Qualche settimana fa, con quel suo gusto volgare - da donna volgare qual è - per le boutades d'effetto, la sottosegretario Daniela Santanchè l'ha buttata lì: perché non copiare la Spagna e legalizzare la prostituzione in apposite stanze dei nightclub? Ciò implicherebbe l'abolizione del reato, questo sì vigente, di sfruttamento e favoreggiamento. Battutismo elettorale a parte (si era sotto elezioni regionali), può essere un'idea. Prima di tutto, perché sana una diffusa situazione di fatto che vede le spogliarelliste prostituirsi a tutto andare, per conto proprio fuori dal locale o direttamente durante il lavoro, nei lap dance (di cui Vicenza pullula). Della serie: si sa ma non si dice. Secondo, perché è inutile negarlo: fare la puttana è un lavoro vero e proprio. E allora non si capisce perché chi lo svolge non possa farlo alla luce del sole, come un'attività al pari delle altre.

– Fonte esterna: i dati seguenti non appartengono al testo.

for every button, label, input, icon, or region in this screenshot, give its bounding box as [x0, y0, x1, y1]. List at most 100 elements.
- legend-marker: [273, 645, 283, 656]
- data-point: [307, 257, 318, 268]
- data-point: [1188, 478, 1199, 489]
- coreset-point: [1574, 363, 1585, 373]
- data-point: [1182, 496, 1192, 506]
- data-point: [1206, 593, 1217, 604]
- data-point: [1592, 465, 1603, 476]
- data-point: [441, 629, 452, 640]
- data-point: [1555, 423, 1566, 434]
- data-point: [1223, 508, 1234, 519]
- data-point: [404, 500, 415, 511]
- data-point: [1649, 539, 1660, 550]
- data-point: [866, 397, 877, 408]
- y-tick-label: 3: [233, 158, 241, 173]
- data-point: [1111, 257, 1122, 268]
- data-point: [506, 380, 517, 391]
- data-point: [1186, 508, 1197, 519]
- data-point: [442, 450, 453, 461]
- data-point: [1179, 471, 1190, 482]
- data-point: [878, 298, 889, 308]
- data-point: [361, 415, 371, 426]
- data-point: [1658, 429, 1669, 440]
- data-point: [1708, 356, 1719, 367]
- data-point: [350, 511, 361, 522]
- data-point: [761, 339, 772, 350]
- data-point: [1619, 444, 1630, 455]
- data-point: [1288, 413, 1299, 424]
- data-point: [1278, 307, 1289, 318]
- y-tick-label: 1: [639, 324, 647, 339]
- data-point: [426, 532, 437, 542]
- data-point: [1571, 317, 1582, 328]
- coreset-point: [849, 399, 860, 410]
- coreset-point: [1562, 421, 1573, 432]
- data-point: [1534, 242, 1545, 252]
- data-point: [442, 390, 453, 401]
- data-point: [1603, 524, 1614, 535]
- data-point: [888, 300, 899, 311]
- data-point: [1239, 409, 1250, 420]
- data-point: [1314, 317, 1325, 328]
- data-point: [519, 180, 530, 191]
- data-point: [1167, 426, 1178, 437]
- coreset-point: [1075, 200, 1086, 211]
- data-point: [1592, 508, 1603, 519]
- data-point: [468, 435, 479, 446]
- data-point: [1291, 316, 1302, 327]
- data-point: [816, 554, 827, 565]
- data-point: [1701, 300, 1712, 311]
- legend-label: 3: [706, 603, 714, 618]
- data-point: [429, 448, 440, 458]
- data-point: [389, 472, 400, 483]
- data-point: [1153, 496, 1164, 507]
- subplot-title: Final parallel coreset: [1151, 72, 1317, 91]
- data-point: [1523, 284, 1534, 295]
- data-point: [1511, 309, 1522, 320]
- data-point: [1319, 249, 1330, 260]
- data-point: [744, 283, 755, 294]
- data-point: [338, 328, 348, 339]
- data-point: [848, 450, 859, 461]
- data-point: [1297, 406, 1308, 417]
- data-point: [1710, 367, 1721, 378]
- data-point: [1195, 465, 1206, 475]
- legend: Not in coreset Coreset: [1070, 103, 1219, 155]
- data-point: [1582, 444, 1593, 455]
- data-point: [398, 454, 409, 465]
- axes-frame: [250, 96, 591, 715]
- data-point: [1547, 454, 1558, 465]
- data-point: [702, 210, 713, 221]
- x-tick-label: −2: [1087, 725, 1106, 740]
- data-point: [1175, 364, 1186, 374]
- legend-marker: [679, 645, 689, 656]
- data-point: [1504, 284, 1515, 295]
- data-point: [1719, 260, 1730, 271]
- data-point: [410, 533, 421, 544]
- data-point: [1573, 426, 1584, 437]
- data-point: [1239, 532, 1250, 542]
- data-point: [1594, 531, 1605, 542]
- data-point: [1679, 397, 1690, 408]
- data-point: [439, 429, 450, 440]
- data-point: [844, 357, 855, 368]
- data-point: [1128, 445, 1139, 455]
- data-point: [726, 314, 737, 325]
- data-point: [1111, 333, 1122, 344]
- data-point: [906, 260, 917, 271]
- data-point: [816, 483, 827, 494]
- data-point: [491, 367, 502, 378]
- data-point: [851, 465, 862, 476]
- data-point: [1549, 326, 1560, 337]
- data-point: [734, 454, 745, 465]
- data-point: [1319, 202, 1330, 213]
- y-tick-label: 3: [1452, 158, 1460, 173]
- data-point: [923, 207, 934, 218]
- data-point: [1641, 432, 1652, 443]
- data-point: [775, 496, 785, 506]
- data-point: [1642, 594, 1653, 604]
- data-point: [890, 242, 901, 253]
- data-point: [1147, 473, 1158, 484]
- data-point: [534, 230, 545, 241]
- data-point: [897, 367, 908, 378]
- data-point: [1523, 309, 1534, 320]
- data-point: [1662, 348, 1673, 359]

E magari, però, anche coi riconoscimenti e gli elementari diritti e doveri (professionali, sanitari, fiscali) che ne conseguono. Si libererebbero dalla schiavitù migliaia di ragazze sfruttate come bestie, e lo Stato potrebbe controllare il mercato e gli eventuali abusi.
Più libertÃ
La smania modernista di regolamentare tutto, vietando ciò che si fa da che mondo è mondo, va a discapito anzitutto delle donne. Perché stringe la catena di quelle prigioniere del racket, e perseguita le altre che popolano un sottobosco impossibile da estirpare a furia di blitz e retate. Bisognerebbe, più semplicemente, lasciare che chi voglia prostituirsi si prostituisca liberamente, nelle forme e nei modi che si sceglie autonomamente. Fatto salvo il rispetto per un minimo di decoro (non si possono vedere esposti tette e culi in pieno giorno per strada) e la fissazione di limiti da parte dell'autorità sugli orari e sulle zone ammesse (meglio delimitare in particolari aree il viavai della clientela, privilegiando comunque il vecchio sistema degli appartamenti, come saggiamente vuole la Lega). Cioè tornando, coi debiti aggiustamenti dovuti alla concentrazione urbana, a com'era un tempo, quando di leggi invadenti non c'era bisogno: bastava il buon senso.